On the brief title track—which possesses the dark gravitas of classic VDGG but with his more understated delivery a less weighty alternative to the more melodramatic (albeit wonderfully so) vocals of VDGG's Peter Hammill—Bowness writes directly about the "self-imposed prison sentence" that makes music as much an addiction, as much a pathology, for some as it is an art form and irresistible means of expression:

"Is it real?
Has it heart?

When the bluster falls to silence,
Does it gel or fall apart?

Is it pure?
Is it art?

When they gather in the foyer,
Does it linger, does it smart?

Has it heart?

Is it real?

Is there more?

Does your self-imposed life-sentence
Make the grade or hit the floor?

Is there more?"


But Bowness' story also tackles some of the serious issues that began to plague the music industry in the 1990s and have led to the second decade of the new millennium, where artists are working as hard as they ever have at creating the music that, more than entertains, sustains many of its fans.
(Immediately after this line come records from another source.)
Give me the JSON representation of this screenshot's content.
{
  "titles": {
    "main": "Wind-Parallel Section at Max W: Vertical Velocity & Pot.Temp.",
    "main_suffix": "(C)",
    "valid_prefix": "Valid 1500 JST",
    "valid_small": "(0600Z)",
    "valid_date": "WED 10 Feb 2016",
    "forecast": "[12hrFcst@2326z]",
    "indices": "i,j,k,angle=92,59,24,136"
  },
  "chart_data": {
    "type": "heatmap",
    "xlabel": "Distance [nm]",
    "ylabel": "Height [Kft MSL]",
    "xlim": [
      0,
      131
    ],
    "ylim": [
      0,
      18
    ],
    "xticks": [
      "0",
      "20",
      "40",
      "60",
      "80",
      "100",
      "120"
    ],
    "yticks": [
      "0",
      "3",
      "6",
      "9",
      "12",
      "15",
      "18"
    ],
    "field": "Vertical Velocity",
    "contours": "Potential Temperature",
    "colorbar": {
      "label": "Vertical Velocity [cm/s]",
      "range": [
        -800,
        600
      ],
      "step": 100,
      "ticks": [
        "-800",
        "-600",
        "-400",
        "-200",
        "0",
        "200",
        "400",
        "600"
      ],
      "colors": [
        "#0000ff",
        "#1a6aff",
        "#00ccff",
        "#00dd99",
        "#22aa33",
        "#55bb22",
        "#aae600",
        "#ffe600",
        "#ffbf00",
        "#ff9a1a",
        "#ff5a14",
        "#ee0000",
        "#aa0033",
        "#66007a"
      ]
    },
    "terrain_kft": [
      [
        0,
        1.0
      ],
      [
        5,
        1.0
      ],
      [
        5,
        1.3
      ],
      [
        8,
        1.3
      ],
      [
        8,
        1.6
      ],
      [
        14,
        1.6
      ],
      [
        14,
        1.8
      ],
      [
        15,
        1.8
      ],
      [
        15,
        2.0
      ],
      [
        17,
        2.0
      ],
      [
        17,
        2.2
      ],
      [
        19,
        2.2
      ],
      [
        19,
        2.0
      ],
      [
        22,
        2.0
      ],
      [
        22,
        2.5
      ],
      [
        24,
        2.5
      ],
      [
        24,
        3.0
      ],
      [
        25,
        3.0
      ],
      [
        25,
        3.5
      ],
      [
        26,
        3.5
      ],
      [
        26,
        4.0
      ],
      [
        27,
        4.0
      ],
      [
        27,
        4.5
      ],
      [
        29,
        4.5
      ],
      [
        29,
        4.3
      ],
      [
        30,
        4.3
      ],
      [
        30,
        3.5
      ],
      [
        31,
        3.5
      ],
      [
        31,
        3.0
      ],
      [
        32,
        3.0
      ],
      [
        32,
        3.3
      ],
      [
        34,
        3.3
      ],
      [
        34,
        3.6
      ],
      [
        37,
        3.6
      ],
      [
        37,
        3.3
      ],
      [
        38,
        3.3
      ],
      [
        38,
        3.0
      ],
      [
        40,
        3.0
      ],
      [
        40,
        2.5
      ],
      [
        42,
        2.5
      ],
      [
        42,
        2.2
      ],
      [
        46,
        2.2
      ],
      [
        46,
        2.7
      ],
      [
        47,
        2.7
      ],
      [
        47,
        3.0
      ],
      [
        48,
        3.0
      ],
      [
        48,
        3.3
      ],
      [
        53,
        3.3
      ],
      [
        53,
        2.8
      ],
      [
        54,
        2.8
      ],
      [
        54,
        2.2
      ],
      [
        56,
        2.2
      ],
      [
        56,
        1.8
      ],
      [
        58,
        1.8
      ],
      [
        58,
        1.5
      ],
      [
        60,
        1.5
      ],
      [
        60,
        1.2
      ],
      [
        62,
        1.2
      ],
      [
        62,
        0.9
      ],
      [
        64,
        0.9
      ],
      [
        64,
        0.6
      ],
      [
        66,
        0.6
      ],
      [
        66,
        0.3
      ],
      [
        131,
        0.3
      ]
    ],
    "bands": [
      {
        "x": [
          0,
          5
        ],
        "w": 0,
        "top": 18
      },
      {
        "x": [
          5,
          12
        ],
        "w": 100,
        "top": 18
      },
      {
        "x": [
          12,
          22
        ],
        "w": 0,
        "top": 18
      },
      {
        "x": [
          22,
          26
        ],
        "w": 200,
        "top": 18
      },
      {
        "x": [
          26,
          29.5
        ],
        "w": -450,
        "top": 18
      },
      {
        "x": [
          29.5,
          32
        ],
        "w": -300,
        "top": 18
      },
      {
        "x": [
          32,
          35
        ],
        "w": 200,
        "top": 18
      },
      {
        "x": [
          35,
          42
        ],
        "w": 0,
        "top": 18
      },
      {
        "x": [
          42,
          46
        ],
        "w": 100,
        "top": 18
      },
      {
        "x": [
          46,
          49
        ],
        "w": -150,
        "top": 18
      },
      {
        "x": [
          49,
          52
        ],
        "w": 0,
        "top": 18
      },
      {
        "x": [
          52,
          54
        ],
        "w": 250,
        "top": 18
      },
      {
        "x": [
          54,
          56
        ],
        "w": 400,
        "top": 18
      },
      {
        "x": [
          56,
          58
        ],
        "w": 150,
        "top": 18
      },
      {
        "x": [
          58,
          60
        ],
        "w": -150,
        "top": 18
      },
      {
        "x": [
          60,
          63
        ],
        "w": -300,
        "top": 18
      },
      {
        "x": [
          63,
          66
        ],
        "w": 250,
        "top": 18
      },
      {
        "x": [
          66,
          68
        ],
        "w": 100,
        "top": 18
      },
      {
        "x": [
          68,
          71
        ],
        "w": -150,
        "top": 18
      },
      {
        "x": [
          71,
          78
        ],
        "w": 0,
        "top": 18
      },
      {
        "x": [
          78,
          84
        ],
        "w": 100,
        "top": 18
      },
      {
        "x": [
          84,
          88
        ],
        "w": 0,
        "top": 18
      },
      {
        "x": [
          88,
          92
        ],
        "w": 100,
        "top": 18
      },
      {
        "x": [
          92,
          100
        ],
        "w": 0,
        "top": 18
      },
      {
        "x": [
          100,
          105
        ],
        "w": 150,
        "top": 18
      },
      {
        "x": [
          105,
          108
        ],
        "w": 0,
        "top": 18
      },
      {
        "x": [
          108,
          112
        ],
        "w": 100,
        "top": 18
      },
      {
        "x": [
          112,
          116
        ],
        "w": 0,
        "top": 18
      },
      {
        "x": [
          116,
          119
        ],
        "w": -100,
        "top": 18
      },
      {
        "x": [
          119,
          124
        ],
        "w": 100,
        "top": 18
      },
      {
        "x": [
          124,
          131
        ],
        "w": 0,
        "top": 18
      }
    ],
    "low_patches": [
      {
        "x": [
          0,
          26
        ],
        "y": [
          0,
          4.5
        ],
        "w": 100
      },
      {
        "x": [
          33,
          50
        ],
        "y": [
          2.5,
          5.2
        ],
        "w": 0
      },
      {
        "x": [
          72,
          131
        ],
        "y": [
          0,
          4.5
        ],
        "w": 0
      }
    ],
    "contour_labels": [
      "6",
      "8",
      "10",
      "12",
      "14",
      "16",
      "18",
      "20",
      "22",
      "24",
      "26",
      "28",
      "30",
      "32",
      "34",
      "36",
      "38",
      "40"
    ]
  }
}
"I was interested to know how the fact that people don't financially or culturally value music as much as they did in earlier eras impacts on musicians who grew out of the 1960s revolution; a time when music was vitally important on so many levels and in so many sectors of society. I'm also interested to know how playing to an older audience just wanting 'the hits' affects a musician who once believed they could change the world with their music," Bowness explains.

"Another factor was my interest in how the punk era derailed so many great musicians," Bowness continues. "Certain classic rock, folk rock, fusion and progressive rock artists were treated appallingly in the late 1970s, and many careers went into artistic and commercial free-fall. Of course, some 'classic' artists thrived, as Pink Floyd, Genesis and Yes went on to greater success in the 1980s and the likes of Peter Gabriel, Peter Hammill, Robert Fripp and Bill Nelson defined the 1980s as much as any of the hip gunslingers (as the [British periodical] New Musical Express might have said!). They were in the minority though. Of course, this sort of thing has happened throughout history: the talkies killed off many silent screen actors; bebop made big band seem excessive; The Beatles made jazz clubs seem passé; etc., etc. But I had a special interest in 'the punk effect,' as it was something I witnessed while it was happening.

"As for the rock opera element," continues Bowness, "in my early teens I was smitten by albums like [The Who's] Quadrophenia (Track, 1973), [Genesis'] The Lamb Lies Down On Broadway (Charisma, 1974) and The Wall. Consequently, I've always harbored a desire to make 'a story album.' [The Who's] Pete Townshend, in particular, has been a great chronicler of music, musicians, fans and the culture surrounding them.